PD. Dr. Barbara Ludwikowski, Chefärztin für Kinderchirurgie und Kinderurologie am Kinder- und Jugendklinikum Auf der Bult in Hannover, ergänzte ihre Erfahrung: „Wenn wir OPS 1-945 angeben, will die Kasse die Versorgung der Fraktur nicht bezahlen und das Geld vom Verursacher holen.“ Aufgrund dessen stehen Ärzte und andere Fachkräfte vor einer schwierigen Wahl: Falsche Angaben machen? Auf Geld lange warten oder gar verzichten? Oder ehrenamtlich Mehrarbeit leisten, zum Wohl der gefährdeten Patienten?

 
Wir sind keine Rächer, sondern Helfer.
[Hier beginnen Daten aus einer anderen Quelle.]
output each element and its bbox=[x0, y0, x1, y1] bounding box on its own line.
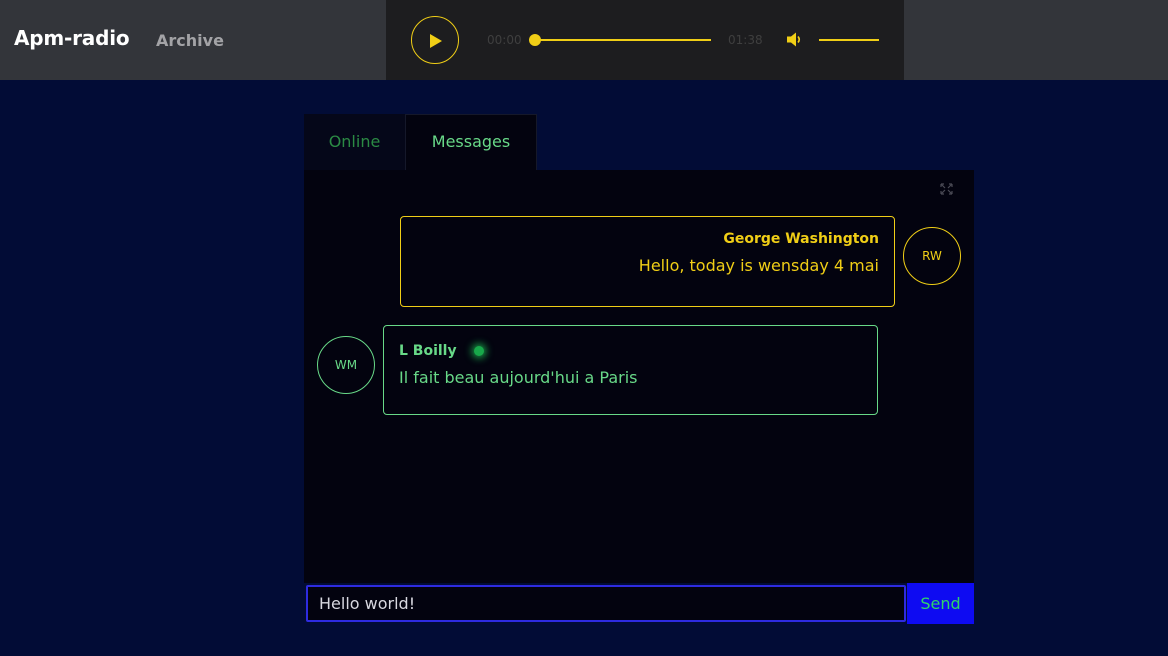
archive-link[interactable]: Archive bbox=[156, 31, 224, 50]
message-text: Hello, today is wensday 4 mai bbox=[638, 256, 879, 275]
message-bubble: L Boilly Il fait beau aujourd'hui a Pari… bbox=[383, 325, 878, 415]
message-composer: Send bbox=[304, 583, 974, 624]
chat-panel: George Washington Hello, today is wensda… bbox=[304, 170, 974, 583]
top-header: Apm-radio Archive 00:00 01:38 bbox=[0, 0, 1168, 80]
volume-slider[interactable] bbox=[819, 39, 879, 41]
brand-logo[interactable]: Apm-radio bbox=[14, 26, 130, 50]
message-author: George Washington bbox=[723, 231, 879, 247]
seek-slider[interactable] bbox=[529, 34, 711, 46]
message-bubble: George Washington Hello, today is wensda… bbox=[400, 216, 895, 307]
tab-messages[interactable]: Messages bbox=[405, 114, 537, 170]
avatar: WM bbox=[317, 336, 375, 394]
online-status-dot bbox=[473, 345, 484, 356]
volume-icon[interactable] bbox=[786, 31, 803, 48]
play-button[interactable] bbox=[411, 16, 459, 64]
message-author: L Boilly bbox=[399, 343, 457, 359]
message-text: Il fait beau aujourd'hui a Paris bbox=[399, 368, 638, 387]
total-time: 01:38 bbox=[728, 33, 763, 47]
current-time: 00:00 bbox=[487, 33, 522, 47]
expand-icon[interactable] bbox=[940, 183, 953, 195]
audio-player: 00:00 01:38 bbox=[386, 0, 904, 80]
avatar: RW bbox=[903, 227, 961, 285]
play-icon bbox=[430, 34, 442, 48]
tab-online[interactable]: Online bbox=[304, 114, 405, 170]
send-button[interactable]: Send bbox=[907, 583, 974, 624]
seek-thumb[interactable] bbox=[529, 34, 541, 46]
message-input[interactable] bbox=[306, 585, 906, 622]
Dr. Stephan Waltz
 

An großen Kliniken wird der Einsatz am Runden Tisch häufig durch Fördervereine übernommen, informierte Waltz. Doch damit Kindern nach Kindesmissbrauch flächendeckend, auch im Umfeld kleiner Kliniken, bestmöglich betreut und geschützt werden, seien jetzt die Selbstverwaltungspartner gefragt, sagte er.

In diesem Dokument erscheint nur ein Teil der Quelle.